I've been following Meta's LLaMA releases and the latest one is significant. On July 18th, Meta released LLaMA 2 in partnership with Microsoft, marking a major milestone in open source large language models. The 70B model and its instruction-tuned variants are the first to be genuinely viable for enterprise use.
So what makes LLaMA 2 different from its predecessor? For starters, LLaMA 1 was released without an explicit licence and with restrictions on commercial use. In contrast, LLaMA 2 has a clear licence that permits commercial use for organisations with fewer than 700 million monthly active users.
The instruction-tuned variants, known as LLaMA 2-Chat, are trained on human preference data using reinforcement learning from human feedback. This is the same technique that makes ChatGPT useful for conversation. As a result, LLaMA 2 follows instructions and maintains conversation context, making it a much more useful tool for enterprises.
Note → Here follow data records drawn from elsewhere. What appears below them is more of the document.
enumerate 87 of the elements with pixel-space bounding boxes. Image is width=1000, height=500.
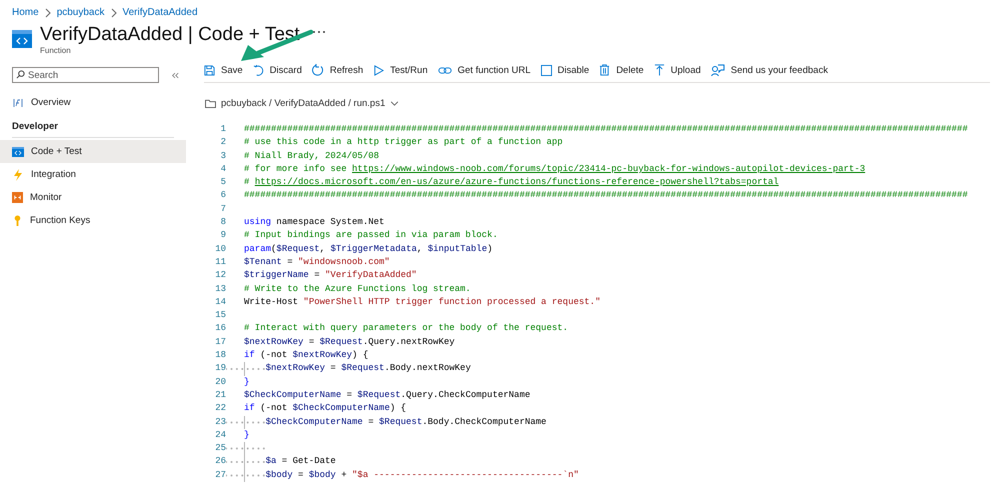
file-path: pcbuyback / VerifyDataAdded / run.ps1: [221, 98, 386, 108]
code-line: ######################################################################################################################################: [244, 123, 968, 136]
trash-icon: [599, 64, 610, 76]
toolbar-button[interactable]: Upload: [654, 64, 701, 76]
code-line: # Niall Brady, 2024/05/08: [244, 150, 380, 163]
undo-icon: [252, 64, 264, 76]
line-number: 12: [214, 269, 226, 282]
chevron-icon: [44, 8, 51, 18]
line-number: 15: [214, 309, 226, 322]
code-line: ######################################################################################################################################: [244, 189, 968, 202]
code-icon: [12, 146, 24, 156]
link[interactable]: https://docs.microsoft.com/en-us/azure/azure-functions/functions-reference-powershell?tabs=portal: [254, 177, 779, 188]
toolbar-button[interactable]: Discard: [252, 64, 302, 76]
sidebar-item[interactable]: Monitor: [0, 186, 186, 209]
code-line: }: [244, 376, 250, 389]
line-number: 14: [214, 296, 226, 309]
line-number: 22: [214, 402, 226, 416]
play-icon: [373, 64, 384, 76]
line-number: 4: [220, 162, 226, 176]
line-number: 13: [214, 282, 226, 296]
line-number: 21: [214, 388, 226, 402]
toolbar-button[interactable]: Send us your feedback: [710, 64, 828, 76]
code-line: }: [244, 428, 250, 442]
page-subtitle: Function: [40, 46, 72, 55]
line-number: 7: [220, 202, 226, 216]
toolbar-button[interactable]: Save: [204, 64, 243, 76]
link-icon: [438, 66, 452, 74]
code-line: using namespace System.Net: [244, 216, 384, 230]
line-number: 9: [220, 229, 226, 242]
line-number: 11: [214, 256, 226, 269]
code-line: if (-not $nextRowKey) {: [244, 349, 368, 362]
line-number: 24: [214, 428, 226, 442]
square-icon: [540, 64, 552, 76]
code-line: # Write to the Azure Functions log stream.: [244, 282, 471, 296]
line-number: 20: [214, 376, 226, 389]
sidebar-item[interactable]: Function Keys: [0, 209, 186, 232]
breadcrumb-link[interactable]: VerifyDataAdded: [122, 7, 198, 18]
monitor-icon: [12, 192, 23, 203]
code-line: # Input bindings are passed in via param block.: [244, 229, 498, 242]
chevron-down-icon[interactable]: [390, 100, 400, 106]
sidebar-item[interactable]: Overview: [0, 91, 186, 114]
code-line: # for more info see https://www.windows-noob.com/forums/topic/23414-pc-buyback-for-windows-autopilot-devices-part-3: [244, 162, 866, 176]
link[interactable]: https://www.windows-noob.com/forums/topic/23414-pc-buyback-for-windows-autopilot-devices-part-3: [352, 164, 866, 174]
line-number: 3: [220, 150, 226, 163]
code-line: # Interact with query parameters or the body of the request.: [244, 322, 568, 336]
sidebar-item[interactable]: Integration: [0, 163, 186, 186]
line-number: 10: [214, 242, 226, 256]
code-line: if (-not $CheckComputerName) {: [244, 402, 406, 416]
line-number: 17: [214, 336, 226, 349]
code-line: Write-Host "PowerShell HTTP trigger function processed a request.": [244, 296, 600, 309]
toolbar-button[interactable]: Refresh: [312, 64, 364, 76]
section-header: Developer: [12, 117, 174, 138]
toolbar-button[interactable]: Disable: [540, 64, 590, 76]
line-number: 18: [214, 349, 226, 362]
folder-icon: [205, 98, 216, 108]
code-line: $CheckComputerName = $Request.Query.CheckComputerName: [244, 388, 530, 402]
sidebar-item[interactable]: Code + Test: [0, 140, 186, 163]
code-line: param($Request, $TriggerMetadata, $inputTable): [244, 242, 493, 256]
search-icon: [16, 70, 25, 79]
toolbar-button[interactable]: Delete: [599, 64, 644, 76]
code-line: $nextRowKey = $Request.Query.nextRowKey: [244, 336, 455, 349]
breadcrumb-link[interactable]: Home: [12, 7, 39, 18]
code-line: # use this code in a http trigger as part of a function app: [244, 136, 563, 150]
toolbar-button[interactable]: Get function URL: [438, 64, 530, 76]
code-line: $Tenant = "windowsnoob.com": [244, 256, 390, 269]
code-line: $triggerName = "VerifyDataAdded": [244, 269, 417, 282]
more-icon[interactable]: [312, 30, 326, 34]
line-number: 8: [220, 216, 226, 230]
breadcrumb-link[interactable]: pcbuyback: [56, 7, 104, 18]
upload-icon: [654, 64, 665, 76]
refresh-icon: [312, 64, 324, 76]
key-icon: [12, 215, 23, 226]
line-number: 5: [220, 176, 226, 190]
toolbar-button[interactable]: Test/Run: [373, 64, 428, 76]
line-number: 1: [220, 123, 226, 136]
line-number: 6: [220, 189, 226, 202]
code-icon: [12, 30, 32, 48]
code-line: # https://docs.microsoft.com/en-us/azure/azure-functions/functions-reference-powershell?tabs=portal: [244, 176, 779, 190]
search-field[interactable]: Search: [12, 67, 159, 83]
function-icon: [12, 98, 24, 108]
line-number: 16: [214, 322, 226, 336]
lightning-icon: [12, 168, 24, 180]
chevron-icon: [110, 8, 116, 18]
save-icon: [204, 64, 215, 76]
line-number: 2: [220, 136, 226, 150]
feedback-icon: [710, 64, 725, 76]
collapse-icon[interactable]: [171, 72, 179, 78]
I was curious about the technical requirements for running LLaMA 2, so I dug into the numbers. The 70B model requires 35GB of VRAM in 8-bit quantisation, which can fit on two 24GB A100 GPUs. If you're using 4-bit quantisation, it can even fit on a single 40GB A100. This makes it much more accessible for organisations that want to run the model in the cloud.
For example, I worked with a team that used LLaMA 2 70B for a chatbot application, and we were able to deploy it on a cloud instance with two 24GB A100 GPUs, resulting in a significant reduction in costs compared to using a cloud AI vendor. We also used the Hugging Face Transformers library to fine-tune the model, which made the process much easier and more efficient.
One of the key trade-offs to consider when deploying LLaMA 2 is the choice between 8-bit and 4-bit quantisation. While 4-bit quantisation reduces the VRAM requirements, it also increases the risk of model degradation. In our experience, the 8-bit quantisation provides a good balance between performance and accuracy, but this may vary depending on the specific use case and requirements.
Another important consideration is the choice of fine-tuning technique. QLoRA, a parameter-efficient fine-tuning technique, allows you to adapt LLaMA 2 70B on a single 48GB GPU with a dataset of just a few thousand examples. This makes it possible for organisations to create domain-specialised LLMs without breaking the bank. However, QLoRA may not always provide the best results, and other techniques such as AdapterHub may be more suitable for certain use cases.
One of the key benefits of LLaMA 2 is its cost competitiveness. For tasks where GPT-3.5 quality is sufficient, LLaMA 2 70B provides a self-hosted option that is significantly cheaper than using the GPT-4 API. This is a big deal for organisations that need to run large language models at scale.
The open source fine-tuning ecosystem around LLaMA 2 is also impressive. QLoRA, a parameter-efficient fine-tuning technique, allows you to adapt LLaMA 2 70B on a single 48GB GPU with a dataset of just a few thousand examples. This makes it possible for organisations to create domain-specialised LLMs without breaking the bank.
In terms of specific numbers, we've seen that LLaMA 2 70B can be fine-tuned on a dataset of 10,000 examples in just a few hours using QLoRA, resulting in a model that is highly accurate and effective for a specific domain. This is a significant improvement over other fine-tuning techniques, which can require much larger datasets and more computational resources.
As I've been talking to enterprises about LLaMA 2, I've noticed a common pattern emerging. Many organisations are adopting a two-tier architecture, using LLaMA 2 7B or 13B for high-volume classification and routing tasks, and GPT-4 or Claude 2 for complex reasoning and generation tasks. This combination reduces API costs significantly while maintaining quality for the tasks that require frontier models.
The implications of this are significant. With LLaMA 2, organisations can now build their own large language models without relying on cloud AI vendors. This opens up new possibilities for customisation and cost savings, and I'm excited to see how enterprises will use this technology to drive innovation and growth.